In an effort to woo customers, General Motors India is offering car loans at the rate of 7.5% on all models of Chevrolet Optra and Chevrolet Aveo, Hyundai Motors India Ltd (HMIL) is offering loans for Santro at 8.99% now in Pune, after its national scheme ended last month and Ford India is offering loans at 9.9% on Ford Ikon and Ford Fiesta.The existing car loan interest rate is around 14%. Others like Honda Siel Cars India Ltd are in talks with nationalised banks to offer loans at a comparatively lower rate.
It's a win-win situation for all. While customers can save anywhere in the range of Rs 1,000 to Rs 1,200 per month on their EMI on a loan of Rs 3 lakh for a period of three years, auto manufacturers expect to see a spurt in sales and financiers can expect more new customers walking in.
This despite the fact that the trio manufacturers, dealers and auto financiers will have to put in a substantial amount to compensate the lower interest rates. For GM cars, the total amount is in the range of Rs 15,000 to Rs 40,000, for Hyundai Santro over Rs 30,000 while for Ford cars, it works out to be Rs 30,000 to Rs 40,000.
While banks are doing this by lowering interest rates by 100 basis points, dealers will do away with commissions and manufacturers may let go of free insurance schemes during the offer period. "Schemes like this are always worked out to generate volumes in a sluggish market. As such, the difference is compensated once the sales start picking up," P Balendran, V-P, General Motors India was quoted in Times of India.
According to a banker, the move will enable manufacturers and dealers to liquidate stocks along with enhancing number of buyers at outlets.
And this is just the beginning. With no relief in sight, the car manufacturers are set to either review schemes or come out with more offers to revive sales. "Industry will continue to witness a 12-15% dip in sales over the next two months with sales expected to pick up only in September," says Balendran, adding that the company might review its current offer once it ends in June.

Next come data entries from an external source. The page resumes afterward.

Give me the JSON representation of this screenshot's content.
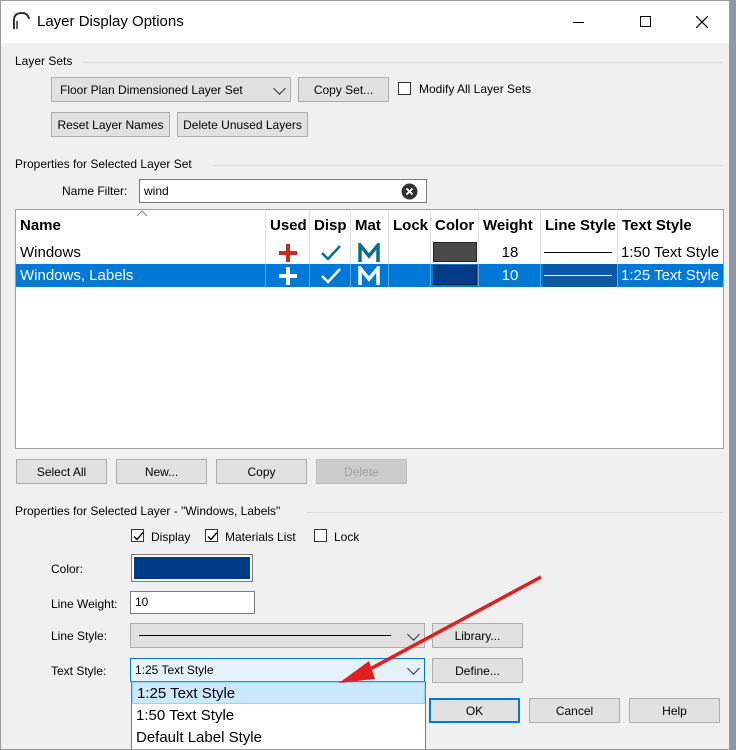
{
  "window": {
    "title": "Layer Display Options"
  },
  "layer_sets": {
    "group_label": "Layer Sets",
    "selected_set": "Floor Plan Dimensioned Layer Set",
    "copy_set_label": "Copy Set...",
    "modify_all_label": "Modify All Layer Sets",
    "modify_all_checked": false,
    "reset_label": "Reset Layer Names",
    "delete_unused_label": "Delete Unused Layers"
  },
  "set_props": {
    "group_label": "Properties for Selected Layer Set",
    "name_filter_label": "Name Filter:",
    "name_filter_value": "wind"
  },
  "table": {
    "columns": [
      "Name",
      "Used",
      "Disp",
      "Mat",
      "Lock",
      "Color",
      "Weight",
      "Line Style",
      "Text Style"
    ],
    "rows": [
      {
        "name": "Windows",
        "weight": "18",
        "text_style": "1:50 Text Style",
        "color": "#4a4a4a",
        "selected": false
      },
      {
        "name": "Windows, Labels",
        "weight": "10",
        "text_style": "1:25 Text Style",
        "color": "#003b85",
        "selected": true
      }
    ]
  },
  "list_buttons": {
    "select_all": "Select All",
    "new": "New...",
    "copy": "Copy",
    "delete": "Delete"
  },
  "layer_props": {
    "group_label": "Properties for Selected Layer - \"Windows, Labels\"",
    "display_label": "Display",
    "materials_label": "Materials List",
    "lock_label": "Lock",
    "color_label": "Color:",
    "color_value": "#003b85",
    "line_weight_label": "Line Weight:",
    "line_weight_value": "10",
    "line_style_label": "Line Style:",
    "library_label": "Library...",
    "text_style_label": "Text Style:",
    "text_style_value": "1:25 Text Style",
    "define_label": "Define..."
  },
  "dropdown_options": [
    "1:25 Text Style",
    "1:50 Text Style",
    "Default Label Style"
  ],
  "dialog_buttons": {
    "ok": "OK",
    "cancel": "Cancel",
    "help": "Help"
  },
  "colors": {
    "accent": "#0078d7",
    "used_red": "#cc2a1c",
    "check_teal": "#0b6e8a",
    "arrow_red": "#e02020"
  }
}
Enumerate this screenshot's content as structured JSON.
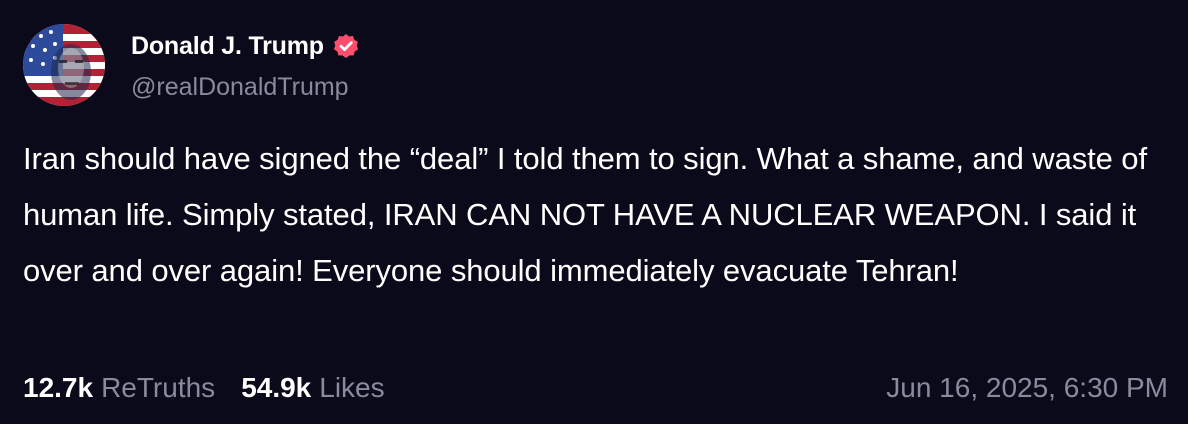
{
  "author": {
    "display_name": "Donald J. Trump",
    "handle": "@realDonaldTrump",
    "verified": true,
    "verified_color": "#ff4d6d"
  },
  "post": {
    "text": "Iran should have signed the “deal” I told them to sign. What a shame, and waste of human life. Simply stated, IRAN CAN NOT HAVE A NUCLEAR WEAPON. I said it over and over again! Everyone should immediately evacuate Tehran!"
  },
  "stats": {
    "retruths_count": "12.7k",
    "retruths_label": "ReTruths",
    "likes_count": "54.9k",
    "likes_label": "Likes"
  },
  "timestamp": "Jun 16, 2025, 6:30 PM",
  "colors": {
    "background": "#0b0a1a",
    "text_primary": "#ffffff",
    "text_secondary": "#8b8a9c"
  }
}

"Since a very high percentage of cars are financed, the rise in interest rates does lead to a slowdown at least temporarily. But we are optimistic of greater volumes in days to come," said Arvind Saxena, V-P, HMIL to Times of India, adding that more such packages are likely at the regional level. "The spate of interest rate hike has squeezed the customers who are the feeling the heat at all ends," added Arvind Mathew, MD, Ford India.